The U.S. economy is already in the process of entering a recession, according to an economist who specializes in how sentiment affects markets.
Peter Atwater predicted that a large amount of malinvested capital will be wiped out and areas of the economy that have historically been resistant to crises may not be so this time. His research indicates that the economy is under the influence of “confidence cycles” and when consumer sentiment shifts toward the expectation of a recession, the market will actually enter one.
Atwater says thousands of companies have fudged their earnings with easy cash because of the ultra-low interest rates set by the Federal Reserve.
“With free money, the ability to financially engineer your earnings results is unlimited,” he said.
Now that rates are going up, such companies will start having trouble rolling over their loans.
“It’s sucking the air out of the room,” he said, anticipating that “thousands” of such companies may go under.
As credit gets tighter, a lot of “dream” ventures will prove to be unfeasible and fail, he predicted, noting that overconfidence in the market has caused investors “to buy promises of even the most ridiculous things.”
“There was so much capital irresponsibly deployed to capture dreams that the volume of equity destruction is going to be massive.”
The financial elite is, so far, failing to appreciate the direness of the situation because their lifestyle has become extraordinarily insulated from a commoner’s reality, he said, calling it “work from home blindness.”
“The financial elite are spending so much time sequestered away from the real world that I think they’ve lost sight of the fact that the folks who are delivering things to them—who live in the real world—have to buy gas.”
During previous recessions, some parts of the economy were usually spared major losses and could thus serve as safe havens for investors.

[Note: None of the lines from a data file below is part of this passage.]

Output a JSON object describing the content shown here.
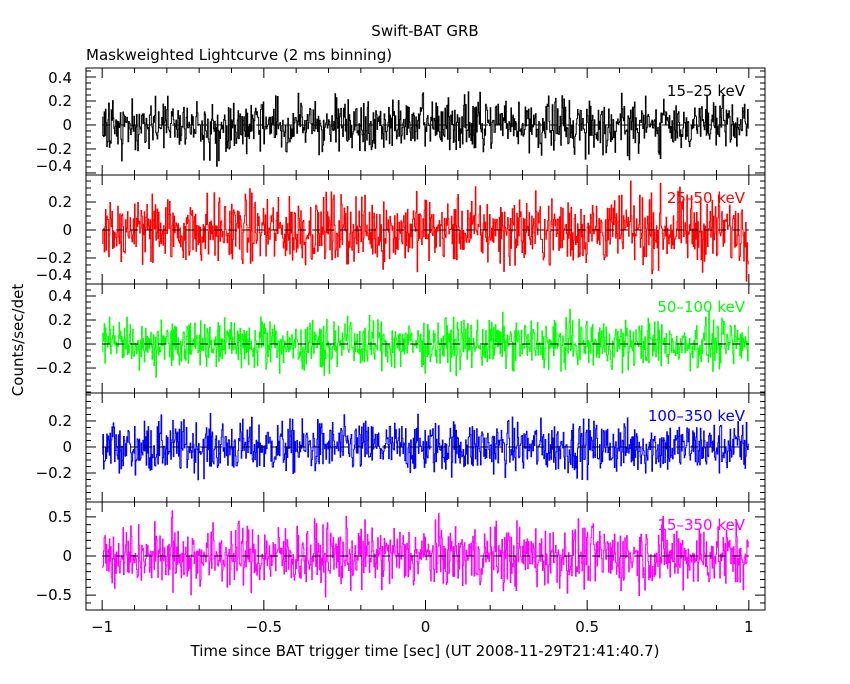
{
  "chart_data": {
    "type": "line",
    "title": "Swift-BAT GRB",
    "subtitle": "Maskweighted Lightcurve (2 ms binning)",
    "xlabel": "Time since BAT trigger time [sec] (UT 2008-11-29T21:41:40.7)",
    "ylabel": "Counts/sec/det",
    "xlim": [
      -1.05,
      1.05
    ],
    "x_ticks": [
      -1,
      -0.5,
      0,
      0.5,
      1
    ],
    "x_tick_labels": [
      "−1",
      "−0.5",
      "0",
      "0.5",
      "1"
    ],
    "bin_width_sec": 0.002,
    "grid": false,
    "panels": [
      {
        "name": "15–25 keV",
        "color": "#000000",
        "ylim": [
          -0.417,
          0.475
        ],
        "y_ticks": [
          -0.4,
          -0.2,
          0,
          0.2,
          0.4
        ],
        "y_tick_labels": [
          "−0.4",
          "−0.2",
          "0",
          "0.2",
          "0.4"
        ],
        "noise_rms": 0.11,
        "mean": 0.0,
        "seed": 11
      },
      {
        "name": "25–50 keV",
        "color": "#ff0000",
        "ylim": [
          -0.386,
          0.393
        ],
        "y_ticks": [
          -0.4,
          -0.2,
          0,
          0.2
        ],
        "y_tick_labels": [
          "−0.4",
          "−0.2",
          "0",
          "0.2"
        ],
        "noise_rms": 0.12,
        "mean": 0.0,
        "seed": 23
      },
      {
        "name": "50–100 keV",
        "color": "#00ff00",
        "ylim": [
          -0.408,
          0.5
        ],
        "y_ticks": [
          -0.2,
          0,
          0.2,
          0.4
        ],
        "y_tick_labels": [
          "−0.2",
          "0",
          "0.2",
          "0.4"
        ],
        "noise_rms": 0.1,
        "mean": 0.0,
        "seed": 37
      },
      {
        "name": "100–350 keV",
        "color": "#0000ff",
        "ylim": [
          -0.423,
          0.415
        ],
        "y_ticks": [
          -0.2,
          0,
          0.2
        ],
        "y_tick_labels": [
          "−0.2",
          "0",
          "0.2"
        ],
        "noise_rms": 0.1,
        "mean": 0.0,
        "seed": 41
      },
      {
        "name": "15–350 keV",
        "color": "#ff00ff",
        "ylim": [
          -0.69,
          0.69
        ],
        "y_ticks": [
          -0.5,
          0,
          0.5
        ],
        "y_tick_labels": [
          "−0.5",
          "0",
          "0.5"
        ],
        "noise_rms": 0.2,
        "mean": 0.0,
        "seed": 53
      }
    ]
  }
}
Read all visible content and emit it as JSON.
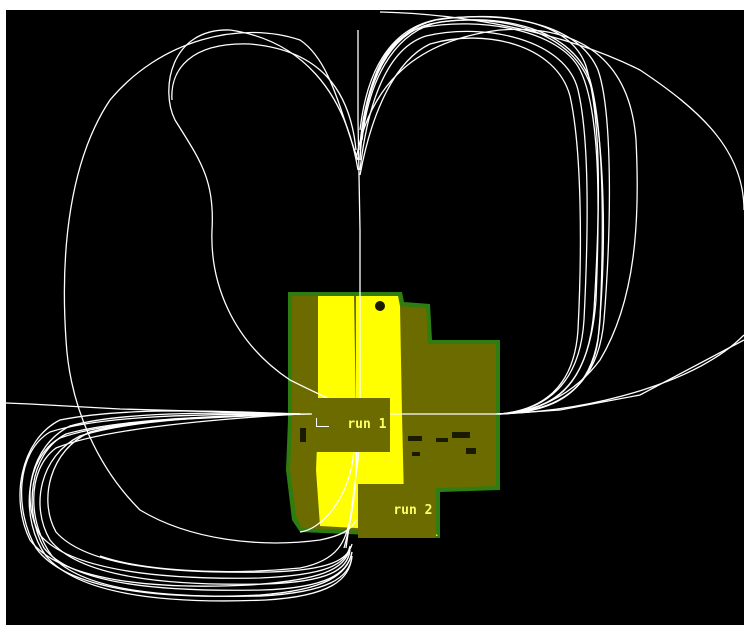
{
  "map": {
    "background_color": "#000000",
    "occupied_color": "#6b6b00",
    "free_color": "#ffff00",
    "border_color": "#2e7d10",
    "path_color": "#ffffff"
  },
  "runs": [
    {
      "label": "run 1"
    },
    {
      "label": "run 2"
    }
  ]
}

Those would include government bonds and businesses serving high-end clientele, such as luxury goods producers. In recent years, big tech companies have also been treated as safe bets.
All of those, however, may get pummeled this time too, according to Atwater.

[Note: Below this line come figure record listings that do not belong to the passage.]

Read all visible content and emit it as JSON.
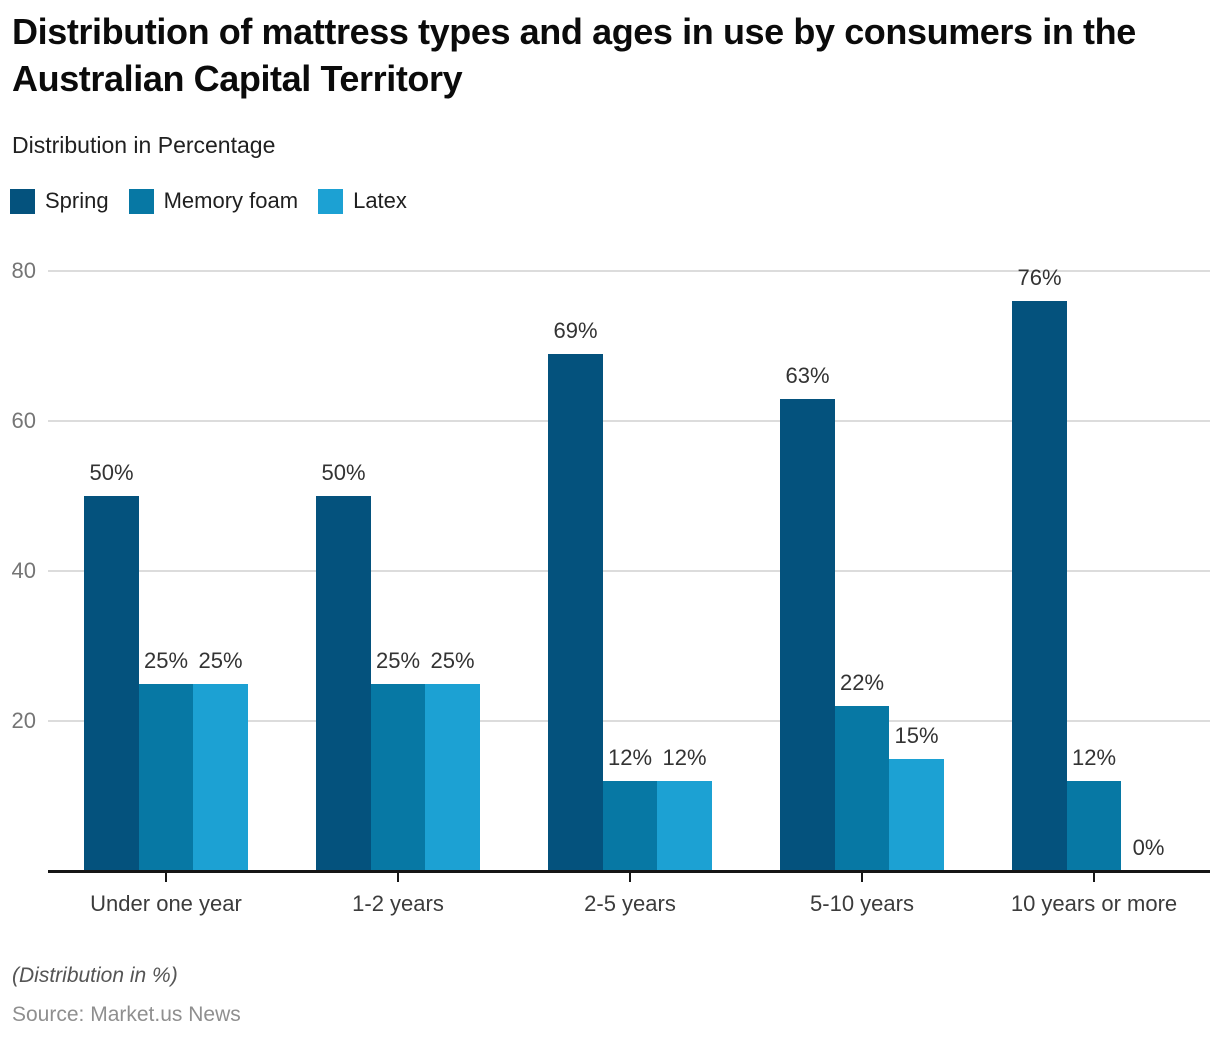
{
  "header": {
    "title": "Distribution of mattress types and ages in use by consumers in the Australian Capital Territory",
    "subtitle": "Distribution in Percentage"
  },
  "chart_data": {
    "type": "bar",
    "title": "Distribution of mattress types and ages in use by consumers in the Australian Capital Territory",
    "subtitle": "Distribution in Percentage",
    "categories": [
      "Under one year",
      "1-2 years",
      "2-5 years",
      "5-10 years",
      "10 years or more"
    ],
    "series": [
      {
        "name": "Spring",
        "color": "#04527d",
        "values": [
          50,
          50,
          69,
          63,
          76
        ]
      },
      {
        "name": "Memory foam",
        "color": "#0778a4",
        "values": [
          25,
          25,
          12,
          22,
          12
        ]
      },
      {
        "name": "Latex",
        "color": "#1ca1d3",
        "values": [
          25,
          25,
          12,
          15,
          0
        ]
      }
    ],
    "value_suffix": "%",
    "yticks": [
      20,
      40,
      60,
      80
    ],
    "ylim": [
      0,
      80
    ],
    "grid": "horizontal",
    "legend_position": "top-left",
    "xlabel": "",
    "ylabel": ""
  },
  "colors": {
    "gridline": "#dcdcdc",
    "axis": "#161616",
    "ytick_label": "#757575",
    "xtick_label": "#3c3c3c",
    "value_label": "#333333"
  },
  "footer": {
    "note": "(Distribution in %)",
    "source": "Source: Market.us News"
  }
}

“What I don’t think investors quite appreciate is we’re having an unwinding in both fixed income and equity simultaneously here. And there’s not going to be any place to hide in that.”
Businesses serving the rich, meanwhile, may find that their clientele is in worse financial shape than expected.
In recent years, there are indicators that the rich have taken on large amounts of debt, following the mantra of “don’t sell it, borrow against it,” in order to avoid taxes, Atwater said.
“It’s a masterful tax strategy, but it is completely devoid of a connection to reality.”
As a result, he noted, “nobody has contemplated that the biggest potential losses could be among the customers that have heretofore been the safest.”
He has also noticed an unusual phenomenon in which market actors are getting worn down by prolonged market instability without actually hitting a bottom.
“Everybody, they sort of feel like, ‘Are we there yet? Is it done?’ People are tired. It’s not fear, it’s fatigue. And I’ve never seen a market bottom on whining in the sense that we’re just all tired of it.”